Die Freiheit des Denkens und Handelns eröffnet dem Bürger einen allumfassenden Gestaltungsraum und verweist den Staat insoweit in eine subsidiäre Position. Es ist erforderlich, dass unsere Gesellschaft in einen Diskurs über den weiteren Ausbau bürgerschaftlicher Verantwortung eintritt und dabei auslotet, welche Rahmenbedingungen in unserer Gesellschaft dafür geschaffen werden sollten bzw. müssten, um die Möglichkeiten bürgerschaftlichen Engagements zu erweitern und zu stärken. Dabei geht es einerseits um die staatliche Förderung durch Steuerentlastungen philanthropischer Einrichtungen, die sukzessive staatliche Aufgaben übernehmen, Patenschaften und Ehrenämter, andererseits aber auch sozusagen parallel zur wahren Wirtschaft darum philanthropische Produkte zu entwickeln, für die schon heute Nachfrage und Absatz optimiert werden müssten.
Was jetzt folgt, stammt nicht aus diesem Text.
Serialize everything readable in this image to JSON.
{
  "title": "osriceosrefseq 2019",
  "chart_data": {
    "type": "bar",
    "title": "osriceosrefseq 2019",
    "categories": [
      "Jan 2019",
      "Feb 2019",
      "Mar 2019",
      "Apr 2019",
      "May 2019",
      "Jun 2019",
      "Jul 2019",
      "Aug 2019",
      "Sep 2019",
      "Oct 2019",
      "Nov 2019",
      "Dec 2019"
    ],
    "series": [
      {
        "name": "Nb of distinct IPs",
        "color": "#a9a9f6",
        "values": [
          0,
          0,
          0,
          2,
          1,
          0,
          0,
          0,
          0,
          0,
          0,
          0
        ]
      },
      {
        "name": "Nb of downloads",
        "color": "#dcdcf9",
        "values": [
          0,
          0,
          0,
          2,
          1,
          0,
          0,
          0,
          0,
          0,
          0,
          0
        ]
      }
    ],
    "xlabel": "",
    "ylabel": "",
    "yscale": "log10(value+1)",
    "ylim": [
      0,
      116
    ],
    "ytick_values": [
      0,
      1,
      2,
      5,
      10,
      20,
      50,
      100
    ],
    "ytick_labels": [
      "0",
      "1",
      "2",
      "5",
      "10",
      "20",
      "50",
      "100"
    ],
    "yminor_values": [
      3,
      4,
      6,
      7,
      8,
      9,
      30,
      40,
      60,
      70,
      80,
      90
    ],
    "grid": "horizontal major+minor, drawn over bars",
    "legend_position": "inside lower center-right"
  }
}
In Bereichen, in denen sich der Staat zurückzieht, ist der Bürger gefragt. Sein Engagement ist zwar schon heute beträchtlich, aber eine Optimierung durch staatliche Anerkennung und soziale Implementierung in der Gesellschaft steht noch aus. Dieser Diskurs muss verstärkt werde. An geänderte Lebenssachverhalte angepasste Entwicklungsprozesse in unserer Gesellschaft sind nicht neu, sondern selbstverständlich. Allerdings verlaufen diese nicht linear, sondern im gleichen Maße, wie sich zum Beispiel die Weltbevölkerung potenziert, stellen sich die Herausforderungen an unsere Gesellschaft auch einer neuen Dynamik. Die Haltung des Menschen bei der Beurteilung des Richtigen und Falschen darf dabei nicht vernachlässigt werden, aber die Ausgestaltung stellt Bürger, Staat und auch die supranationale Gemeinschaft vor Aufgaben, die viel komplexer sind als sie jemals waren und daher auch nur in einer umfassenden Betrachtung aller Chancen und Möglichkeiten gelöst werden können. Jedes Regelwerk muss konsequent das umfassende Ziel mitberücksichtigen und die Zukunft als Vision benennen.
Die dann folgende Ausarbeitung umfassender rechtlicher Rahmenbedingungen für künftige Lebensgestaltung stellen nicht nur in Deutschland staatliche und supranationale Einrichtungen vor große, nur interdisziplinär und auch nur in einem „Vertrag mit dem Bürger“ zu lösende Herausforderungen.
Ergebnis eines komplexen Untersuchungsprozesses soll es sein, Handlungsempfehlungen aufzuzeigen, an welcher Stelle mit welcher Richtungsweisung politische Einrichtungen Impulse setzen können, um Gesetzgebungsinitiativen im nationalen und supranationalen als auch im europäischen Raum auf die neuen Herausforderungen vorzubereiten. So kann die rechtspolitische Arbeit der Konrad-Adenauer-Stiftung sach- und zielorientiert weiterentwickelt werden und Grundlage sein für einen gesellschaftlichen Diskurs, der weit über augenblickliche politische Rahmenbedingungen und systemerhaltende Gesetzgebungsvorhaben hinausreicht.